WhatsMyName icon indicating copy to clipboard operation
WhatsMyName copied to clipboard

Invalid char in username for some sites

Open enodr opened this issue 3 years ago • 9 comments

I have checked issue #55 and issue #430 but it looks like the problem of handling invalid chars like "." in usernames is done only for subdomains but not in the url.

One example: https://wanelo.co/john is valid but https://wanelo.co/john.doe is in fact the john account, thus john.doe is a false positive. The json data file should have an allowed/forbidden char list (both could be usefull). I'd be glad to contribute and add the changes to wmn-data.json if this trivial change is approved.

enodr avatar Feb 06 '23 14:02 enodr

Hmm. Thanks for pointing this out. Since it is only an issue on some entries and not others, it would probably need to be a per-entry parameter because globally escaping/replacing . from all usernames across all sites would most likely have false negative impacts.

Thoughts?

WebBreacher avatar Feb 06 '23 14:02 WebBreacher

Yes I was thinking about a per site / entry option. Options to discuss:

  • a good variable (key) name
  • regex or just plain chars

For now the false positives I have had it would be enough to deal with a simple option like: badchars: '.' on a per site basis.

Example:

       {
        "name" : "Wanelo",
        "uri_check" : "https://wanelo.co/{account}",
        "badchars" : ".",
        "post_body" : "",
        "e_code" : 200,
        "e_string" : "on Wanelo</title>",
        "m_string" : "Hmm, that's embarrassing",
        "m_code" : 404,
        "known" : ["lisandrareyes"],
        "cat" : "shopping",
        "valid" : true
       },

and code logic would be as simple as (python):

badchars = set(site["badchars"])
if any((c in account) for c in badchars): continue

enodr avatar Feb 06 '23 22:02 enodr

So, the . is really the only character that I've noticed causes us problems since usernames can be in the subdomains or as a parameter. I'm wondering if the parameter could just be a Boolean strip_bad_char with values of True or False. If true, then remove anything non-[a-zA-Z0-9].

Thoughts?

WebBreacher avatar Feb 12 '23 16:02 WebBreacher

Seems totally good!

enodr avatar Feb 16 '23 10:02 enodr

OK @enodr. I'll take this on to insert the strip_bad_char boolean

WebBreacher avatar Mar 05 '23 22:03 WebBreacher

@WebBreacher , we can make the field optional, such that if it is specified/provided the strip_bad_char method is called. That will save you the time of editing each entry in the wmn-data.json file.
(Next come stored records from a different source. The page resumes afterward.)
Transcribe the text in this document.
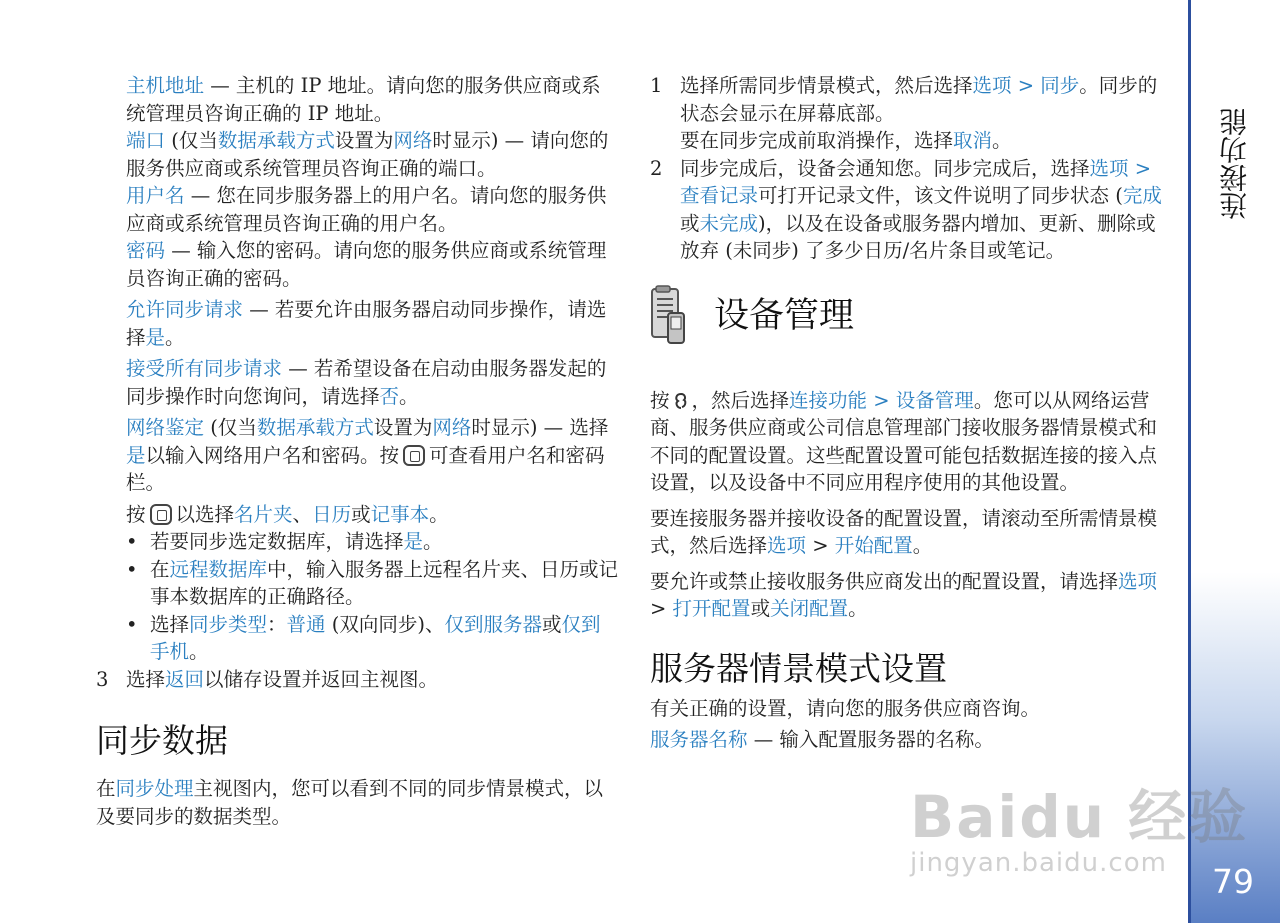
连接功能
79

主机地址 — 主机的 IP 地址。请向您的服务供应商或系统管理员咨询正确的 IP 地址。

端口 (仅当数据承载方式设置为网络时显示) — 请向您的服务供应商或系统管理员咨询正确的端口。

用户名 — 您在同步服务器上的用户名。请向您的服务供应商或系统管理员咨询正确的用户名。

密码 — 输入您的密码。请向您的服务供应商或系统管理员咨询正确的密码。

允许同步请求 — 若要允许由服务器启动同步操作，请选择是。

接受所有同步请求 — 若希望设备在启动由服务器发起的同步操作时向您询问，请选择否。

网络鉴定 (仅当数据承载方式设置为网络时显示) — 选择是以输入网络用户名和密码。按 可查看用户名和密码栏。

按 以选择名片夹、日历或记事本。

• 若要同步选定数据库，请选择是。

• 在远程数据库中，输入服务器上远程名片夹、日历或记事本数据库的正确路径。

• 选择同步类型：普通 (双向同步)、仅到服务器或仅到手机。

3 选择返回以储存设置并返回主视图。

同步数据

在同步处理主视图内，您可以看到不同的同步情景模式，以及要同步的数据类型。

1 选择所需同步情景模式，然后选择选项 > 同步。同步的状态会显示在屏幕底部。
要在同步完成前取消操作，选择取消。

2 同步完成后，设备会通知您。同步完成后，选择选项 > 查看记录可打开记录文件，该文件说明了同步状态 (完成或未完成)，以及在设备或服务器内增加、更新、删除或放弃 (未同步) 了多少日历/名片条目或笔记。

设备管理

按 ，然后选择连接功能 > 设备管理。您可以从网络运营商、服务供应商或公司信息管理部门接收服务器情景模式和不同的配置设置。这些配置设置可能包括数据连接的接入点设置，以及设备中不同应用程序使用的其他设置。

要连接服务器并接收设备的配置设置，请滚动至所需情景模式，然后选择选项 > 开始配置。

要允许或禁止接收服务供应商发出的配置设置，请选择选项 > 打开配置或关闭配置。

服务器情景模式设置

有关正确的设置，请向您的服务供应商咨询。

服务器名称 — 输入配置服务器的名称。

Baidu 经验
jingyan.baidu.com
yooper avatar Mar 05 '23 23:03 yooper

Agreed @yooper and, at the same time, we can do the same for the "post_body" : "", which is rarely used.

WebBreacher avatar Mar 05 '23 23:03 WebBreacher

I will put in sometime this week and make it happen.

yooper avatar Mar 05 '23 23:03 yooper

Hey thanks! I can mod the JSON if you wanna add the feature to the script.

WebBreacher avatar Mar 05 '23 23:03 WebBreacher

Going to close this as:

  1. We have the strip_bad_char schema addition
  2. The python code @yooper was going to mod has been removed from this project into its own project.

WebBreacher avatar Feb 09 '24 21:02 WebBreacher